DK05 gene/protein models were not publicly available.

The general genome features are comparable to other Dothideomycete plant pathogens with available genome sequences (Parastagonospora nodorum SN15, Hane et al. 2007; Syme et al. 2013, Pyrenophora tritici-repentis BFP-ToxAC, Manning et al. 2013, Pyrenophora teres f. teres 0-1, Wyatt et al. 2018, and Z.tritici IPO323, Goodwin et al. 2011; table 1).

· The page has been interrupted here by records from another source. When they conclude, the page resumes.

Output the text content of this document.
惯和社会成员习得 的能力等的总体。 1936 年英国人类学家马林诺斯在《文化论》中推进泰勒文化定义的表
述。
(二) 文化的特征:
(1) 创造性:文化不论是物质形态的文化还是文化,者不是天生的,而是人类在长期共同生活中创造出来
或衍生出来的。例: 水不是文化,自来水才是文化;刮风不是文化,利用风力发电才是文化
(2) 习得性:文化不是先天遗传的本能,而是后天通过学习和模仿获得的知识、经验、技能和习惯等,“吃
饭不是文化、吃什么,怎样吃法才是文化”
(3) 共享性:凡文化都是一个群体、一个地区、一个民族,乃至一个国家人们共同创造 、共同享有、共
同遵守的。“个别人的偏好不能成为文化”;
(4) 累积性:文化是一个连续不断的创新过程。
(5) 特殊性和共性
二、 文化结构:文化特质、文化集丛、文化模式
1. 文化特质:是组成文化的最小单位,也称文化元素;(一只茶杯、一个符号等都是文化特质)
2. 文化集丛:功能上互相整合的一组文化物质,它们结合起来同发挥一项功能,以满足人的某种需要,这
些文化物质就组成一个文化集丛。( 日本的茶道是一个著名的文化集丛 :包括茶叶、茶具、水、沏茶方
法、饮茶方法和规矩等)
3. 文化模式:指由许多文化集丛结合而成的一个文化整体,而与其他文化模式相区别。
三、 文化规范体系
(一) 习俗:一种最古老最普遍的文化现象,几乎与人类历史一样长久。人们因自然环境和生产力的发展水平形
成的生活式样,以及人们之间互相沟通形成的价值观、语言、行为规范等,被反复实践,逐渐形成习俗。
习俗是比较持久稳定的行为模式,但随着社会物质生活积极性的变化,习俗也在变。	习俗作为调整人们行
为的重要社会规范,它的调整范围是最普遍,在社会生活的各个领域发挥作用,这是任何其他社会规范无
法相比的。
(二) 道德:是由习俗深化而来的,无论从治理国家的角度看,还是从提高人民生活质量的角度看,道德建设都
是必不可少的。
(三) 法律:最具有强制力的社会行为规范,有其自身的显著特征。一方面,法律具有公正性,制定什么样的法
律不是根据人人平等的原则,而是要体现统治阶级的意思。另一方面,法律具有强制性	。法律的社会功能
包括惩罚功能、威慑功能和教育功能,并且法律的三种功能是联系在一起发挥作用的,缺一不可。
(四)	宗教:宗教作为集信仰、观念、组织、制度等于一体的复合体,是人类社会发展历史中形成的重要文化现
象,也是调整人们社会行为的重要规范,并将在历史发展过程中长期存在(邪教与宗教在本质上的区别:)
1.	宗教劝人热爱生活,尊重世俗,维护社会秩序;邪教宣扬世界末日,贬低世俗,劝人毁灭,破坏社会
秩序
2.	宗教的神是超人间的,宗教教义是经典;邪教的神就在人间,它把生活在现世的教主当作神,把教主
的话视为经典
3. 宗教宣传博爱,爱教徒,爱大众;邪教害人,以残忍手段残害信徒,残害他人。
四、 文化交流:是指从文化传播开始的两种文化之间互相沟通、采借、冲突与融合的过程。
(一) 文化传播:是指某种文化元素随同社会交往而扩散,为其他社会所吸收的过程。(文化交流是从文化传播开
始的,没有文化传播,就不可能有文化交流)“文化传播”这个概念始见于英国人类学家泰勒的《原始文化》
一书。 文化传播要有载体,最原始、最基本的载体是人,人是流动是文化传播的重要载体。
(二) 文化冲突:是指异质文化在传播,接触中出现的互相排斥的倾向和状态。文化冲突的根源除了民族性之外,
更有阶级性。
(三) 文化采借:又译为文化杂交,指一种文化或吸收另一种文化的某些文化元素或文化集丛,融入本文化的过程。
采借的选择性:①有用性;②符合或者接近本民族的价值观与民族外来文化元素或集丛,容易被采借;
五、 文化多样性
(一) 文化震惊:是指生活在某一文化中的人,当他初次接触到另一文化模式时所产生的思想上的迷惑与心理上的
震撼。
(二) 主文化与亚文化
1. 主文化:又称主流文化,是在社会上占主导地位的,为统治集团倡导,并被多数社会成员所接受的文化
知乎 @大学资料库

We estimated genome completeness using BUSCO (version 3.0.1). 96.8% of the genes were detected as complete and single-copy in the R. collo-cygni Urug2 assembly. This exceeds the completeness of R. collo-cygni DK05 (93.9%) and Z. tritici IPO323 (92.5%) and is similar to P.teres f.teres 0-1 (supplementary table S3, Supplementary Material online).

Gene Expression Analysis

We saw similar levels of gene expression in all six tested media, with a slightly larger fraction of genes expressed in Barley Straw Agar (BSA), a host-mimicking agar medium compared with neutral or pH-adjusted media (supplementary table S1, fig. S3A, Supplementary Material online). We found a larger number of differentially expressed genes (DEGs) (>4-fold change) in BSA (supplementary fig. S3B, Supplementary Material online). We expected that gene expression in BSA most closely resembles infection of the plant. Indeed, we found that the fraction of putative secreted proteins and effector candidates is two times higher in the BSA differentially expressed genes than in the genome as a whole (resp. 22% and 5%).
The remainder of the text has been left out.